Perfect recal

22 July 2013
Volume 29 · Issue 7

Roger Matthews explores the importance of understanding how patients think.

Having just returned from a week’s leave, my first appointment was to attend a conference on the management of caries. It made for a few hours delay in attending to the lurking email mountain. I’m not sure which is worse: the mad rush to get everything done before you take a break, or dealing with the consequences on your return.

Anyway, the talk was of recall intervals. In the new era of risk assessment and individualised patient care plans (which I’m very much in favour of, by the way) there are, it seems, no end of systems which can be devised to guide the clinician.

It makes perfect sense that a ‘high risk’ patient should return more frequently than the one who has never experienced interventive care, has excellent oral hygiene and a balanced diet. And the evidence shows that a patient (including such a paragon of dental virtue) who experiences a single primary carious lesion should be categorised as ‘high risk’.

But should such a patient be required to return at, say, two or three monthly intervals for a year before they can be re-classified as safe in the community? It may be desirable, but will they actually honour such appointments? It’s possible that some will but the ‘average’ young adult, is probably likely to be too busy, or less caring. So once again, we have to build ‘clinical experience’ into the mix. Guidelines are great, but in the real world they all have fuzzy edges, and you have to be prepared to accept that some patients will never fit within a neat table of risks and subsequent actions.

What’s more relevant, I think, is for us to determine – within the relatively short time-span that we have during a dental consultation – what is each individual patient’s attitude to the importance of their oral health, and what are the key drivers which will cause them to adopt or ignore our advice and guidelines.

One of the first pieces of dental research I was involved with was on ‘locus of control’. This concept holds that each individual can be regarded as having their own position on a spectrum running from extreme ‘external locus’ to extreme ‘internal locus’.

A person with a strong external locus will tend to believe that they are the pawns of fate and that they have little in-built control over the events of their lives. On the other hand, an individual with a powerful internal locus feels that their life choices and destiny are very much of their own making.
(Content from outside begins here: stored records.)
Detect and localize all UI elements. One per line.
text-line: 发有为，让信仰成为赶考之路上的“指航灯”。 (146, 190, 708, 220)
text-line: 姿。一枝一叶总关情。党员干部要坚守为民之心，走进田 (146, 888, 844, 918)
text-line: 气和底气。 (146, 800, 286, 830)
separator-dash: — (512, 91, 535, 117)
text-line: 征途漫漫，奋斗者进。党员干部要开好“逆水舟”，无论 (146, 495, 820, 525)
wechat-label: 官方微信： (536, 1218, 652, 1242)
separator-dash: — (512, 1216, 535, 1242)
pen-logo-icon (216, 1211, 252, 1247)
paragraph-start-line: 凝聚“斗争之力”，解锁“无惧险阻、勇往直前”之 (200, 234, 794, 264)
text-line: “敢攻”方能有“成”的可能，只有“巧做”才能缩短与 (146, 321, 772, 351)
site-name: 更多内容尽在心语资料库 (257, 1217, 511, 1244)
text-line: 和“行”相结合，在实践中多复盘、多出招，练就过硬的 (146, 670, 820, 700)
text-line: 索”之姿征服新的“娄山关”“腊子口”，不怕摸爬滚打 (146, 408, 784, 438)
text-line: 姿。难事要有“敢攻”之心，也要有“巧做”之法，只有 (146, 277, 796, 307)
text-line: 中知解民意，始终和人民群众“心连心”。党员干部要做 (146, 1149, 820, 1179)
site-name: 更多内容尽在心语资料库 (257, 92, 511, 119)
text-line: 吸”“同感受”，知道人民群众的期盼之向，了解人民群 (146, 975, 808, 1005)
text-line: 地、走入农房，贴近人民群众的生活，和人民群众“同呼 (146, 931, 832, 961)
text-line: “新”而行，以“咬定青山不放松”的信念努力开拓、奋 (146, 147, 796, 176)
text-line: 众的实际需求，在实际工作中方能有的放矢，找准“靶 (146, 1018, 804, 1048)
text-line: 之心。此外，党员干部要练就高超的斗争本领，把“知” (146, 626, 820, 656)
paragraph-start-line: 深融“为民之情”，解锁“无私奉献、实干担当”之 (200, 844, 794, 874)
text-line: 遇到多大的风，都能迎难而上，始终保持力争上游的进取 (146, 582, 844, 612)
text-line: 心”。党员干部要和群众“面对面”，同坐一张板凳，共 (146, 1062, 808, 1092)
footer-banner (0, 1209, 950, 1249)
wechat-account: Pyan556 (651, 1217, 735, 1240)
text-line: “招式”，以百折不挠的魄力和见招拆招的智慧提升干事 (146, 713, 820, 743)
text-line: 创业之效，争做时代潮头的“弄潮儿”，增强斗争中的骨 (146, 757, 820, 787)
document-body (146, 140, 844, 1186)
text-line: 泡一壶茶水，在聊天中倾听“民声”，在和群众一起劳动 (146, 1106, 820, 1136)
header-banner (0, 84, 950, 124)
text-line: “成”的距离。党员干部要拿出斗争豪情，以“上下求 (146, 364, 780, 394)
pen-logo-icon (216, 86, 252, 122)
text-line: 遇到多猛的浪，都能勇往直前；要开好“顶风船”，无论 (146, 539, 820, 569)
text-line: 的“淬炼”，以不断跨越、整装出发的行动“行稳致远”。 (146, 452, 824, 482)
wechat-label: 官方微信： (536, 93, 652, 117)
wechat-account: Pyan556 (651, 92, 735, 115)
Identifying patients on this spectrum revealed some interesting facts – and not all of the regular patients I thought I knew well responded as anticipated. The internal locus patients responded well to what might be termed ‘traditional preventive advice’. They could see the logic behind plaque removal, reduction in frequency of refined sugars and so on.

The external locus group responded poorly to this approach. If they responded at all, it was generally to advice based around looking good, having a feeling of well-being or the possible cost implications of needing more dentistry in the future.
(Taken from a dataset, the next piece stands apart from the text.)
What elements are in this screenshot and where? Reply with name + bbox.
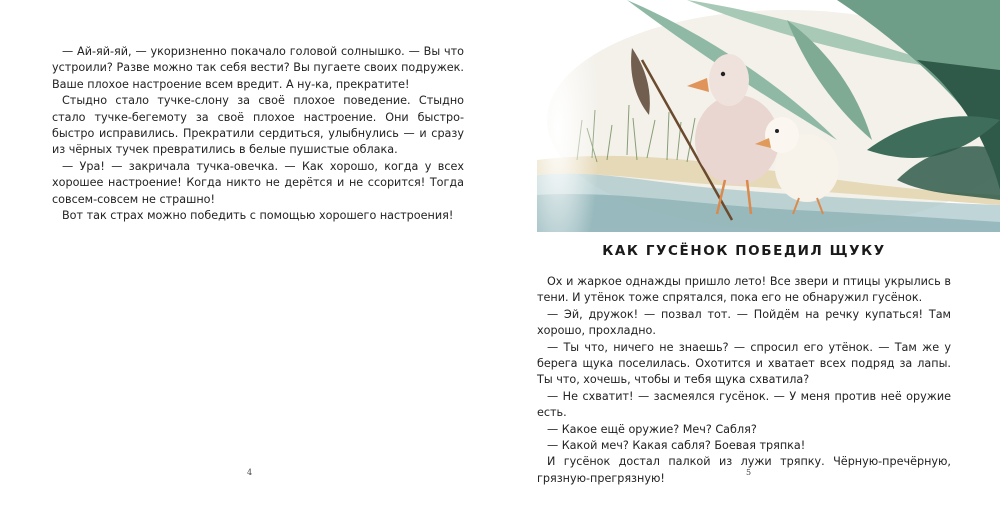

There are lots of other ways of slicing up the human psyche, I fully appreciate. The point is that unless we connect with our patients, really understand them, then telling them what to do is probably less important than identifying why they should do it, and not just our version of why, but an explanation from their viewpoint.

Good empathetic discussions with patients are probably more important than any guideline. I hope they include that in the undergraduate curriculum – and that dentists are suitably rewarded for taking the time to undertake this connection. Without it, all the promise of a preventive revolution will come to nought.